Mypath<-data.frame(Mypath)
names(Mypath)<-"PathReportWhole"
然后我们创建标题的字符向量:
x <- c("Hospital Number", "Patient Name:", "DOB:", "General Practitioner:", "Date of Procedure:", "Clinical Details:", "Macroscopic description:", "Histology:", "Diagnosis:")
请注意,这些必须与完全匹配数据中包含的标头。

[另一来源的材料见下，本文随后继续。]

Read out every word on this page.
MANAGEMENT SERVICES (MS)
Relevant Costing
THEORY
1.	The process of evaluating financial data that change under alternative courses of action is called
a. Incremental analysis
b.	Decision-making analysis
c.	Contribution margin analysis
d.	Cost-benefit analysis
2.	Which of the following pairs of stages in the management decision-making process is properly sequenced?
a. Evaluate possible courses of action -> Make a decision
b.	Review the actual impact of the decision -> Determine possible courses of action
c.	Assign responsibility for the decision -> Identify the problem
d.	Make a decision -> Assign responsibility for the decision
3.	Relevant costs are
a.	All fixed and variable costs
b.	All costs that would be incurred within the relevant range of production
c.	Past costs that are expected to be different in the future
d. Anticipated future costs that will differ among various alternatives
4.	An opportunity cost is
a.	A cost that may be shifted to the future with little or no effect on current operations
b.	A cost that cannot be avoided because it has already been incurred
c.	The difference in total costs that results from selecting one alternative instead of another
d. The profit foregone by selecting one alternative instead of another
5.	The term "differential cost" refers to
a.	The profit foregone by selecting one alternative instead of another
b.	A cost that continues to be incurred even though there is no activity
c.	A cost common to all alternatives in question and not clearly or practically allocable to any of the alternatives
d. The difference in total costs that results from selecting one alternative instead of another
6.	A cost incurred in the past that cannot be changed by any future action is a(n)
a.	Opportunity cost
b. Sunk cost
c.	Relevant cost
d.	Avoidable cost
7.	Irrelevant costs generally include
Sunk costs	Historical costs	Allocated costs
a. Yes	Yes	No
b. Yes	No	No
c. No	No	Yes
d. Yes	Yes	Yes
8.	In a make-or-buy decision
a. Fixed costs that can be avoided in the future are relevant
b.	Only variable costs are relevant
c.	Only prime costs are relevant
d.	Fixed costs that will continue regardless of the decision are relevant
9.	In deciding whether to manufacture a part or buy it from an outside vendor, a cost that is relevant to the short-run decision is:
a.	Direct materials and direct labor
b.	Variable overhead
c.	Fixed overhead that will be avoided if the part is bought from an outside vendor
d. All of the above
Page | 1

另外,我们不需要空字符串作为最后一个条目,如上所述。
然后我们可以编写一个函数,它将data.frame df
作为参数,包含原始数据colName
的data.frame列的名称(为了使函数像可能),以及标题headers
的载体。
extractPath <- function(df, colName, headers) {
# df: data.frame containing raw path data
# colName: name of column containing data
# headers: character vector of headers (delimiters in raw path data)
for (i in seq_len(length(headers))) {
# left delimiter
delimLeft <- headers[i]
# right delimiter, not relevant if at end of headers
if (i < length(headers)) {
delimRight <- headers[i+1]
# regex to match everything between delimiting headers
regex <- paste0("(?<=", delimLeft, ").*(?=", delimRight, ")")
} else {
# regex to match everything to right of final delimiting header
regex <- paste0("(?<=", delimLeft, ").*$")
}
# generate column name for new column
# use alpha characters only (i.e. ignore colon), and remove spaces
columnName <- str_extract(delimLeft, "[[:alpha:] ]*") %>% str_replace_all(" ", "")
# create new column of data, and trim whitespace
df[[columnName]] <- str_extract(df[[colName]], regex) %>% str_trim()
}
# return output data.frame
df
}
我在这里使用的是tidverse
软件包生态系统,即dplyr
和stringr
。该函数循环遍历每个标头,生成适当的正则表达式,然后应用这些表达式来创建新的数据列。
这样调用函数:
out <- extractPath(Mypath, "PathReportWhole", x)
这是单行测试data.frame的输出:
> glimpse(out)
Observations: 1
Variables: 10
$ PathReportWhole <fctr> Hospital Number 233456 Patient Name: Jonny Begood DOB: 13/01/77 General Practitioner: Dr De'ath Date of Procedure: 13/01/99 Clinical Details: Dyaphagia and re...
$ HospitalNumber <chr> "233456"
$ PatientName <chr> "Jonny Begood"
$ DOB <chr> "13/01/77"
$ GeneralPractitioner <chr> "Dr De'ath"
$ DateofProcedure <chr> "13/01/99"
$ ClinicalDetails <chr> "Dyaphagia and reflux"
$ Macroscopicdescription <chr> "3 pieces of oesophagus, all good biopsies."
$ Histology <chr> "These show chronic reflux and other bits n bobs."
$ Diagnosis <chr> "Acid reflux likely"
(您可能希望进一步整理数据,转换字符日期等等。)
我还用几千行的data.frame对它进行了测试,并在一秒左右的时间内运行。